On matrix invertible extensions over commutative rings

Abstract: We introduce the class E2 (resp. SE2) of commutative rings R with the property that each unimodular 2 x 2 matrix with entries in R extends to an invertible 3 x 3 matrix (resp. invertible 3 x 3 matrix whose (3, 3) entry is 0). Among noetherian domains of dimension 1, polynomial rings over Z or Hermite rings, only EDRs belong to the class. Using this, stable ranges, and units and projective modules interpretations, we reobtain (often refine) criteria due to Kaplansky, McGovern, Roitman, Shchedryk, Wiegand and obtain new criteria for a Hermite ring to be an EDR. For instance, we characterize Hermite rings which are EDRs by (1) means of equations involving unimodular triples and (2) surjectivity of some maps involving units of factor rings by principal ideals.
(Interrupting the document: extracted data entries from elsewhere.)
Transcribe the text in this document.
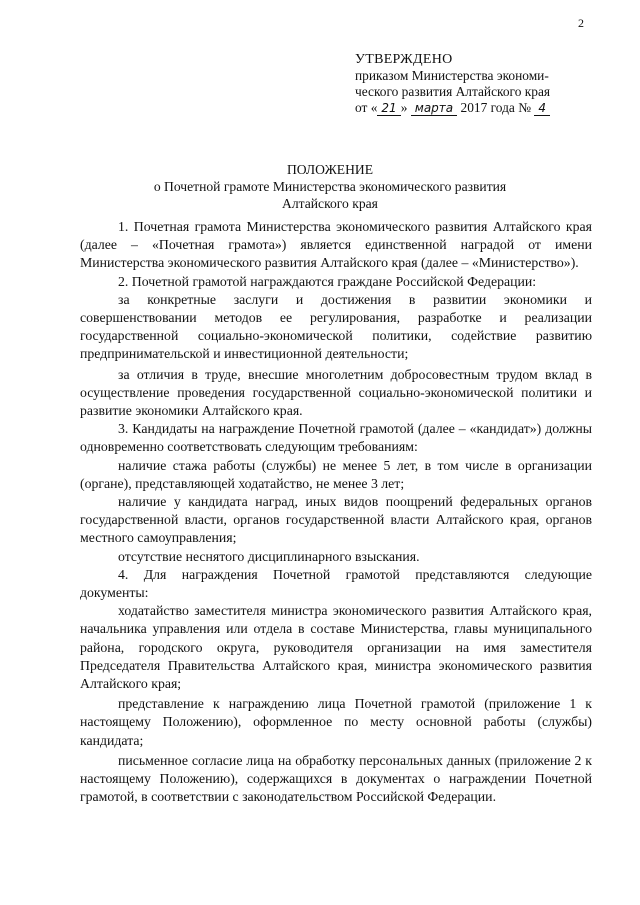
2
УТВЕРЖДЕНО
приказом Министерства экономи-
ческого развития Алтайского края
от « 21 » марта 2017 года № 4
ПОЛОЖЕНИЕ
о Почетной грамоте Министерства экономического развития
Алтайского края

1. Почетная грамота Министерства экономического развития Алтайского края (далее – «Почетная грамота») является единственной наградой от имени Министерства экономического развития Алтайского края (далее – «Министерство»).

2. Почетной грамотой награждаются граждане Российской Федерации:

за конкретные заслуги и достижения в развитии экономики и совершенствовании методов ее регулирования, разработке и реализации государственной социально-экономической политики, содействие развитию предпринимательской и инвестиционной деятельности;

за отличия в труде, внесшие многолетним добросовестным трудом вклад в осуществление проведения государственной социально-экономической политики и развитие экономики Алтайского края.

3. Кандидаты на награждение Почетной грамотой (далее – «кандидат») должны одновременно соответствовать следующим требованиям:

наличие стажа работы (службы) не менее 5 лет, в том числе в организации (органе), представляющей ходатайство, не менее 3 лет;

наличие у кандидата наград, иных видов поощрений федеральных органов государственной власти, органов государственной власти Алтайского края, органов местного самоуправления;

отсутствие неснятого дисциплинарного взыскания.

4. Для награждения Почетной грамотой представляются следующие документы:

ходатайство заместителя министра экономического развития Алтайского края, начальника управления или отдела в составе Министерства, главы муниципального района, городского округа, руководителя организации на имя заместителя Председателя Правительства Алтайского края, министра экономического развития Алтайского края;

представление к награждению лица Почетной грамотой (приложение 1 к настоящему Положению), оформленное по месту основной работы (службы) кандидата;

письменное согласие лица на обработку персональных данных (приложение 2 к настоящему Положению), содержащихся в документах о награждении Почетной грамотой, в соответствии с законодательством Российской Федерации.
We use these criteria to show that each Bezout ring R that is either a J2,1 domain or an (SU)2 ring (as introduced by Lorenzini) such that for each nonzero a 2 R there exists no nontrivial self-dual projective R/Ra-module of rank 1 generated by 2 elements (e.g., all its elements are squares), is an EDR, thus solving or partially solving problems raised by Lorenzini. Many other classes of rings are introduced and studied. To ease the reading, this version concentrates only on extendability properties of unimodular 2 x 2 matrices and hence does not consider the case n > 2.